Lincolnshire County Council has spent around £40,000 in the past 12 months to replace stolen gully grates and manhole covers.
The problem stems as metal theft developed into a national problem with theft of metal from churches, houses and rail infrastructure.
The county’s highway authorities dealt with the theft of signs and gully covers for several years, but the recent increase in such incidents is costing the County Council more to replace.
Around 200 stolen gully grates and manhole covers have been replaced over the past 12 months in Lincolnshire, at a cost of £40,000.
Thefts tend to be of older non-hinged gully covers and the lighter manhole covers used on minor roads, explained in a report Paul Rusted, head of highways client services at the County Council.
Around 30-40 sites across the county have been affected.
Only older manhole covers seem to be targeted, as new specifications include a hinge which connects gully grates to their frames, which makes it harder to steal.

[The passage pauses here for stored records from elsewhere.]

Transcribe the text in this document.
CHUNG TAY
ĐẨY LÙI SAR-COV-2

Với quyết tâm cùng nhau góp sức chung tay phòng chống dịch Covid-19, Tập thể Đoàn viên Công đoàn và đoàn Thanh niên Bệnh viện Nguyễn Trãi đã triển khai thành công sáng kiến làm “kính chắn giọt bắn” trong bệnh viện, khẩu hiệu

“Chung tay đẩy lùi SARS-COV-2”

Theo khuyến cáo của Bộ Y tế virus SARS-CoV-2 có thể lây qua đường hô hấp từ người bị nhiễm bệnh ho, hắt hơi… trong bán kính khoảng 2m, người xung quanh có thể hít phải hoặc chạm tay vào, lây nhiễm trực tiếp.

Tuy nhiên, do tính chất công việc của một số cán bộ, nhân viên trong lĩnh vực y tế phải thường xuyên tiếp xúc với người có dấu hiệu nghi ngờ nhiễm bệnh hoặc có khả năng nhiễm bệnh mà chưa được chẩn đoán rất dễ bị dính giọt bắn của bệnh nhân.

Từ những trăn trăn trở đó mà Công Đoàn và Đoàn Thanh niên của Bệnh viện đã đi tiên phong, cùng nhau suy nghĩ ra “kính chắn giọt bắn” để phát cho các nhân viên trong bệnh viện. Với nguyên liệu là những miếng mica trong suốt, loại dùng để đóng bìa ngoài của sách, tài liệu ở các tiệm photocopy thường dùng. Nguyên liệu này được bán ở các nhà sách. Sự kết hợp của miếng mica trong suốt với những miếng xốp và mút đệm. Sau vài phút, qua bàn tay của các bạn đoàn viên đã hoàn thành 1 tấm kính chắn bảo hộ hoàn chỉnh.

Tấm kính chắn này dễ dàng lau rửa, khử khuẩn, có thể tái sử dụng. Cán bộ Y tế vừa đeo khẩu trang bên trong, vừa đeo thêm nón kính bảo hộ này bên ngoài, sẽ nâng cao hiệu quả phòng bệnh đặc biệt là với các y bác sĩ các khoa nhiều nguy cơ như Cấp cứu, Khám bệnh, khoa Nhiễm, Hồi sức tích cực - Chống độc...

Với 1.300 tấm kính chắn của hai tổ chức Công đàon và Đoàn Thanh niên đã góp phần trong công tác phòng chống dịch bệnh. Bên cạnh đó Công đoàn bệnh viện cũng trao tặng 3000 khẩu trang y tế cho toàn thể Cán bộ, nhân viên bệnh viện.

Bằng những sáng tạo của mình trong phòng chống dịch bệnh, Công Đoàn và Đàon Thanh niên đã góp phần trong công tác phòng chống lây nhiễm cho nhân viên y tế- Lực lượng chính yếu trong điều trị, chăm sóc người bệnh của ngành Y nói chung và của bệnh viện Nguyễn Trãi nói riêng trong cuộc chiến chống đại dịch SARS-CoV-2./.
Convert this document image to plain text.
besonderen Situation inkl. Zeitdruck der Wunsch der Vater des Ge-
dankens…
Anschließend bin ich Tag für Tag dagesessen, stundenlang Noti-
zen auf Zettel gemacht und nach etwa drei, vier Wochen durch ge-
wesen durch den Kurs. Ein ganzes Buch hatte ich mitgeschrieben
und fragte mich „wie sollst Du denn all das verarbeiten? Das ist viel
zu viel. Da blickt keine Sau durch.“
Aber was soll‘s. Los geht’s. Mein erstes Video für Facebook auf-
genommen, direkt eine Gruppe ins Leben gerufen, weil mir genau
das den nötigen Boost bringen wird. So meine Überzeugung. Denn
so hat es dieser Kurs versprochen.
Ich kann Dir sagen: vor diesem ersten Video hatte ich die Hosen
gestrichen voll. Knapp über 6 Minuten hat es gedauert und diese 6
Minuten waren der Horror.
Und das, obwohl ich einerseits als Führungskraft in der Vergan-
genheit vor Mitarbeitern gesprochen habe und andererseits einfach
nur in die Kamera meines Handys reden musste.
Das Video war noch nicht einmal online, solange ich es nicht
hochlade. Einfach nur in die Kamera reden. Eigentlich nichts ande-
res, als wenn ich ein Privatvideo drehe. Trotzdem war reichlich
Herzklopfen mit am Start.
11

Although not always easy to remove, gully grates and manhole covers have been stolen with increasing frequency over recent years.
They are usually made of ductile iron and is sufficient metal content to make them susceptible to theft.
Temporary composite gulley covers are often used to make the location safe until a permanent repair can be carried out.
Paul Rusted added: “The recent increase in such thefts, not just on the highways but from churches and railways too, has led to a more proactive approach from police forces.
“In Lincolnshire, the police have launched Operation Brompton, which targets illegal activity in scrap yards. Metal theft is just not worth the risk.”
Rusted also explained that thefts of sign plates, metal parapets and some barriers has been an issue for many years.